Нотариус: Утешить оставшихся?! Даже когда они до смерти рады, что человек умер? Я имею в виду главным образом бессовестные преувеличения добродетелей общественных лиц, — от этого вам следовало бы воздерживаться.
Священник тихо:
— В этом есть доля правды. Но если б у вас был опыт в этом деле, вы увидали бы, что это не так просто. Муж с женой жили, может быть, как собака с кошкой, но если один из них умер, то другой приходит ко мне с целым ворохом похвальных слов и благословений и просит меня сказать их.
— Боже, неужели мы такие? — восклицает жена окружного судьи. — Я хочу сказать — люди вообще. Неужели мы такие жалкие?
— Это вовсе уж не так плохо. Во всяком случае для детей имеет значение, чтобы их отца или мать помянули добрым словом при погребении. Представьте себя на месте детей, если бы случалось обратное.
— Я заранее отказываюсь от этого! — объявляет нотариус.
— Да у вас нет детей! — замечает аптекарь.
— Нет детей! Нет! — подхватывают несколько дам. — Священник прав!
Фру Юлия, слегка улыбаясь:
— И мы, Гордон, тоже хотим, чтобы нас помянули добрым словом ради детей, хотя мы, может быть, заслуживаем обратное.
— Согласен, Юлия! За твоё здоровье!
Жена доктора через стол спрашивает своего мужа:
— Как ты думаешь, где теперь наши мальчики?
Доктор: — Ну вот! Наши мальчики!
— Да, я беспокоюсь, — беспомощно улыбаясь, говорит она. И при этом у неё прелестнейшее лицо и самые белые зубы.
— Вероятно, они опять на яхте и лазят по реям, — дразнит доктор.
— Ну, мальчики-то ловкие, — говорит нотариус.
Доктор подхватывает:
— Да, не правда ли? Но моя жена ни на минуту не выпускает их из поля зрения.
Старая Мать выходит вдруг из-за стола, неуверенно придерживаясь за спинки стульев. Никто не обращает на это внимания, но жена священника краснеет, как кумач.
Фру Юлия обращается к жене доктора и успокаивает её:
— А вы протелефонируйте домой и справьтесь о мальчиках.
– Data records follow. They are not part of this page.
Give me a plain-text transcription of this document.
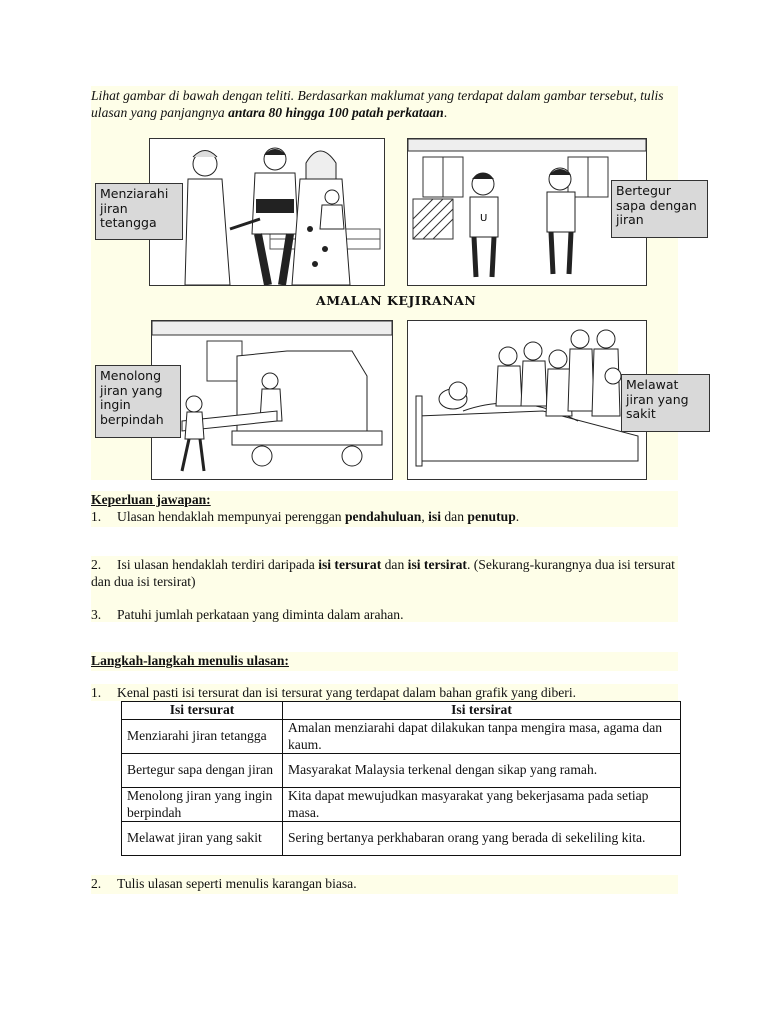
Lihat gambar di bawah dengan teliti. Berdasarkan maklumat yang terdapat dalam gambar tersebut, tulis ulasan yang panjangnya antara 80 hingga 100 patah perkataan.
Menziarahi
jiran
tetangga	U
Bertegur
sapa dengan
jiran
AMALAN KEJIRANAN
Menolong
jiran yang
ingin
berpindah
Melawat
jiran yang
sakit
Keperluan jawapan:
1. Ulasan hendaklah mempunyai perenggan pendahuluan, isi dan penutup.
2. Isi ulasan hendaklah terdiri daripada isi tersurat dan isi tersirat. (Sekurang-kurangnya dua isi tersurat dan dua isi tersirat)
3. Patuhi jumlah perkataan yang diminta dalam arahan.
Langkah-langkah menulis ulasan:
1. Kenal pasti isi tersurat dan isi tersurat yang terdapat dalam bahan grafik yang diberi.
Isi tersurat	Isi tersirat
Menziarahi jiran tetangga	Amalan menziarahi dapat dilakukan tanpa mengira masa, agama dan kaum.
Bertegur sapa dengan jiran	Masyarakat Malaysia terkenal dengan sikap yang ramah.
Menolong jiran yang ingin berpindah	Kita dapat mewujudkan masyarakat yang bekerjasama pada setiap masa.
Melawat jiran yang sakit	Sering bertanya perkhabaran orang yang berada di sekeliling kita.
2. Tulis ulasan seperti menulis karangan biasa.
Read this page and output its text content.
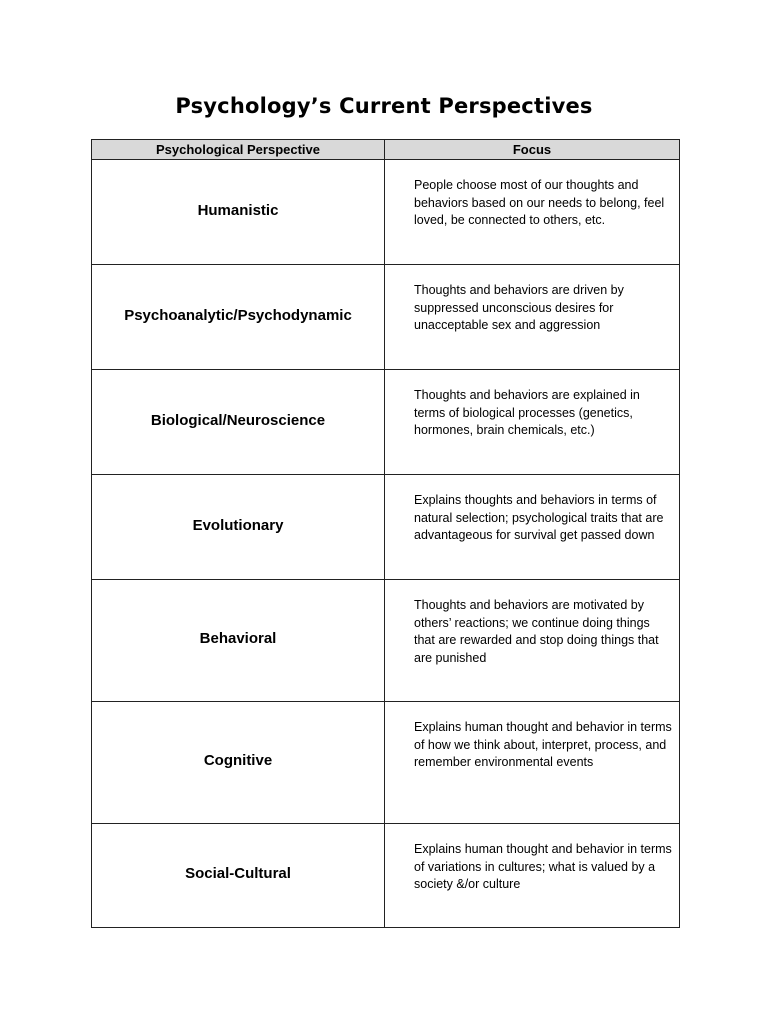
Psychology’s Current Perspectives
Psychological Perspective	Focus
Humanistic	People choose most of our thoughts and behaviors based on our needs to belong, feel loved, be connected to others, etc.

Psychoanalytic/Psychodynamic	Thoughts and behaviors are driven by suppressed unconscious desires for unacceptable sex and aggression

Biological/Neuroscience	Thoughts and behaviors are explained in terms of biological processes (genetics, hormones, brain chemicals, etc.)

Evolutionary	Explains thoughts and behaviors in terms of natural selection; psychological traits that are advantageous for survival get passed down

Behavioral	Thoughts and behaviors are motivated by others’ reactions; we continue doing things that are rewarded and stop doing things that are punished

Cognitive	Explains human thought and behavior in terms of how we think about, interpret, process, and remember environmental events

Social-Cultural	Explains human thought and behavior in terms of variations in cultures; what is valued by a society &/or culture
Потом пили кофе с ликёрами в большой гостиной, но праздничного настроения всё-таки не создалось. Гордон Тидеман был разочарован: «Пусть чёрт устраивает роскошные обеды этим людям!» Каждый говорил несколько слов и умолкал, никто, казалось, не был сражён великолепием. Он больше никогда не пригласит их.
Когда подали виски, настроение сразу поднялось, стали разговорчивее, мужчины начали говорить громче, но ни одного слова о том, что было самым главным в данный момент: о празднике в старом доме, о великолепном приёме, угощении, о старинном серебре. Даже доктор, который происходил из видной семьи и знал толк в таких вещах, даже он держал себя как ни в чём не бывало.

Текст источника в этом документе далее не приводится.